Considérant qu’il y avait là une violation du secret médical, M. B. a porté plainte contre ce médecin-conseil devant la Chambre disciplinaire de première instance de l’ordre des médecins. Celle-ci a prononcé un blâme contre le médecin-conseil, mais cette décision a été annulée par la Chambre disciplinaire nationale de l’ordre des médecins.

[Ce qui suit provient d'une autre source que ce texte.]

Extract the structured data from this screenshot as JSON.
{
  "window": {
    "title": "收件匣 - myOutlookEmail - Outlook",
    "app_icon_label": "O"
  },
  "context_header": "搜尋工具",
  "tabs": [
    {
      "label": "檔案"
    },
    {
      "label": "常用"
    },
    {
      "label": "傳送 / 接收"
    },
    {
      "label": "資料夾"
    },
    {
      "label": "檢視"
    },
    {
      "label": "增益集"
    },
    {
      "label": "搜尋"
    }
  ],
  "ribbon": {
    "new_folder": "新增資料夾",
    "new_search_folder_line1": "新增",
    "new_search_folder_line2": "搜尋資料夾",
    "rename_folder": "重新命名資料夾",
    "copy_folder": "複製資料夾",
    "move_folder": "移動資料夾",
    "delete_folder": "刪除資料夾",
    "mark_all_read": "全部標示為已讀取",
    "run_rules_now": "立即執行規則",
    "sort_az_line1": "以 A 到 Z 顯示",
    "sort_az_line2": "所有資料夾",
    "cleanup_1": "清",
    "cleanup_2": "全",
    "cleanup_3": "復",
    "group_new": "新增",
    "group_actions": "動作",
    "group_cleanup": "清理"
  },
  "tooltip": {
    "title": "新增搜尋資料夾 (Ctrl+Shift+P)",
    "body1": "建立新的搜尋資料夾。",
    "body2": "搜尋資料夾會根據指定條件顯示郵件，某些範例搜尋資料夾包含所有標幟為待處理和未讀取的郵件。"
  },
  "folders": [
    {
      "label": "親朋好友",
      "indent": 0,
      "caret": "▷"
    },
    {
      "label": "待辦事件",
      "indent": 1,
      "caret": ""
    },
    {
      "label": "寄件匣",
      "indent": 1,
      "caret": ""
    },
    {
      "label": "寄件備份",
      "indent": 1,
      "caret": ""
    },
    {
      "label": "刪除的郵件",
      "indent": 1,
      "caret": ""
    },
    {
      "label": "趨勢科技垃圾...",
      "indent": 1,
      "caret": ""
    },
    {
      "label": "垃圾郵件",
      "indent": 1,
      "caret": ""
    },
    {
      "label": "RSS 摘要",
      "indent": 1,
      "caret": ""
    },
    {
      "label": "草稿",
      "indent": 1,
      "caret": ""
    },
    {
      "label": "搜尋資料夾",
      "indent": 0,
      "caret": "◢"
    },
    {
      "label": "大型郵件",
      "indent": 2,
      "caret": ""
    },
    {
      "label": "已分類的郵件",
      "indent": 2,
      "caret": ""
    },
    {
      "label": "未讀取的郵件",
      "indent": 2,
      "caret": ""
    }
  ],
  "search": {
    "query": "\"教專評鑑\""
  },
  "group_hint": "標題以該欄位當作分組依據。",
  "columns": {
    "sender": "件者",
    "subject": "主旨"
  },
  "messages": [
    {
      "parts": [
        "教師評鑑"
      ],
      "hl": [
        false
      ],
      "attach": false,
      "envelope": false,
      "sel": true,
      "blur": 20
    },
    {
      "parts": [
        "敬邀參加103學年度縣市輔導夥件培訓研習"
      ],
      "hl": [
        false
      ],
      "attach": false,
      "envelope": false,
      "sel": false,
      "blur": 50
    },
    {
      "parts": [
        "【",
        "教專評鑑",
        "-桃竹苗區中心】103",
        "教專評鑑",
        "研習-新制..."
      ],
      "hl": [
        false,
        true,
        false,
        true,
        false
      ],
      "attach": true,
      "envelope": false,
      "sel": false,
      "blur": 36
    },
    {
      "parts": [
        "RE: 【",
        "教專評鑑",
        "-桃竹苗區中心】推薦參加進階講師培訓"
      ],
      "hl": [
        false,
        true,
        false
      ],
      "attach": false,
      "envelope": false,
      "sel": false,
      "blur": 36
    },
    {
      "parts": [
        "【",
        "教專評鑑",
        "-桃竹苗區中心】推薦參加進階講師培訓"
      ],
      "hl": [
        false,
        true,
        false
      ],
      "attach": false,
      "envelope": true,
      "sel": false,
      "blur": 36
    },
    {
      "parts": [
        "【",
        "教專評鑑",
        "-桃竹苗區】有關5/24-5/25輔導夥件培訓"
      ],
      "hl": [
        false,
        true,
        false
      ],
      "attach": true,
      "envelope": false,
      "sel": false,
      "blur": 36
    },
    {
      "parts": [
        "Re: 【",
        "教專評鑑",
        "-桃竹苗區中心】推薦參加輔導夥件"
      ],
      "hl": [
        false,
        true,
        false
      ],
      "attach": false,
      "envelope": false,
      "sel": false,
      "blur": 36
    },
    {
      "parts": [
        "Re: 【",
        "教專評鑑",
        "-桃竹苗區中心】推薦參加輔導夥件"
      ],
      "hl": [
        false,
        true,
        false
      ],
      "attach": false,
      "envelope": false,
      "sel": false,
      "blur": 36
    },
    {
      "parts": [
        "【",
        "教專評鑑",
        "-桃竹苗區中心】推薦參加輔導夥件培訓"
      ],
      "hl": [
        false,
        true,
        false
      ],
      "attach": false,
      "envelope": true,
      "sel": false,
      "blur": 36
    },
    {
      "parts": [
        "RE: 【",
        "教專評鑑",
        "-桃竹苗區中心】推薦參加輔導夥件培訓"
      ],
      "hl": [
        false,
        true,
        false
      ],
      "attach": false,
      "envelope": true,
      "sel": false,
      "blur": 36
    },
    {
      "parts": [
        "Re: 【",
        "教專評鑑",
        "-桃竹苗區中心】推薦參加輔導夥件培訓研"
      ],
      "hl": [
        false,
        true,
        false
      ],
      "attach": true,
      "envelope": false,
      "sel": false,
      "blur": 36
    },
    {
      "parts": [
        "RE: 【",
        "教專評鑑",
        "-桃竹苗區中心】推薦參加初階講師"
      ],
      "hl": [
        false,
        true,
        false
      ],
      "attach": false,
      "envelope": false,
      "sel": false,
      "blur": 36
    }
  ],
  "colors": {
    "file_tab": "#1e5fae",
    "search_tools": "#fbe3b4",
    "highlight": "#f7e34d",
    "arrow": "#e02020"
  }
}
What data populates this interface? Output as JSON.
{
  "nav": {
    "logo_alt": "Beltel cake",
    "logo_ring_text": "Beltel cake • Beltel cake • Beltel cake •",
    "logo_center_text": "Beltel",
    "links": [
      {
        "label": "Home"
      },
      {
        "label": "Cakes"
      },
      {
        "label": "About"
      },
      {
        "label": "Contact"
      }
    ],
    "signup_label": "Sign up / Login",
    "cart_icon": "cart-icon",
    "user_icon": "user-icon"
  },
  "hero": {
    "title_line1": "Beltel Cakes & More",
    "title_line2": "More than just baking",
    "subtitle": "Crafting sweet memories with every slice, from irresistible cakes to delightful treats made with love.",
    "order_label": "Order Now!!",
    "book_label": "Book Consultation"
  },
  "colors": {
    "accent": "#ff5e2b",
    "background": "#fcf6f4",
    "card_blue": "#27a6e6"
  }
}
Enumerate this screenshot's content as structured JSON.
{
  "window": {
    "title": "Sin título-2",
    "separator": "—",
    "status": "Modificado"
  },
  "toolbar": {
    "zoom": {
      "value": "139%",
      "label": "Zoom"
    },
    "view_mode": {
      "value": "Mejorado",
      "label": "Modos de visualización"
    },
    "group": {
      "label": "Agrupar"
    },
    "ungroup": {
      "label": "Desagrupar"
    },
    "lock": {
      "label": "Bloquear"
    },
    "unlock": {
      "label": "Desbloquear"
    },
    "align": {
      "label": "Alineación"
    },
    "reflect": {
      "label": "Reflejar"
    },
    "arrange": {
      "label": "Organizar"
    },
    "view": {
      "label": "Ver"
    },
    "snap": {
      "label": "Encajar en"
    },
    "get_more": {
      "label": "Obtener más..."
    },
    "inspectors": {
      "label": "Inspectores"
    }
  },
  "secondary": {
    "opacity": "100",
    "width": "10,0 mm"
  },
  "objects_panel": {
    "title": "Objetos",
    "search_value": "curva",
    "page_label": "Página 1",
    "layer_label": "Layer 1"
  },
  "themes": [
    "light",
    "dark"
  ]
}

La juridiction d’appel a effectivement jugé que « le secret médical s’appliquait aux deux médecins et que l’échange de telles données couvertes par le secret médical concourrait à la bonne administration de la justice ». M. B. s’est alors pourvu en cassation devant le Conseil d’Etat.

Dans son arrêt du 15 novembre 2022, le Conseil d’Etat a annulé la décision d’appel en jugeant « qu’il résulte de l’article L.1110-4 du Code de la santé publique (…) que le partage d’informations couvertes par le secret médical et nécessaires à la prise en charge d’une personne, entre professionnels de santé ne faisant pas partie de la même équipe de soins, requiert le consentement préalable de cette personne (…) ». Aussi, le Conseil d’Etat a précisé que l’article 275 du Code de procédure civile, qui prévoit l’obligation pour les parties à une expertise judiciaire de communiquer les documents que l’expert judiciaire estime nécessaires à l’accomplissement de sa mission, ne permet pas de déroger à une telle règle.

Un médecin-conseil ne peut donc, sans l’accord préalable de la victime, communiquer un rapport d’expertise sur l’état de santé de cette dernière à un expert judiciaire, quand bien même celui-ci a également la qualité de médecin et est soumis au secret médical.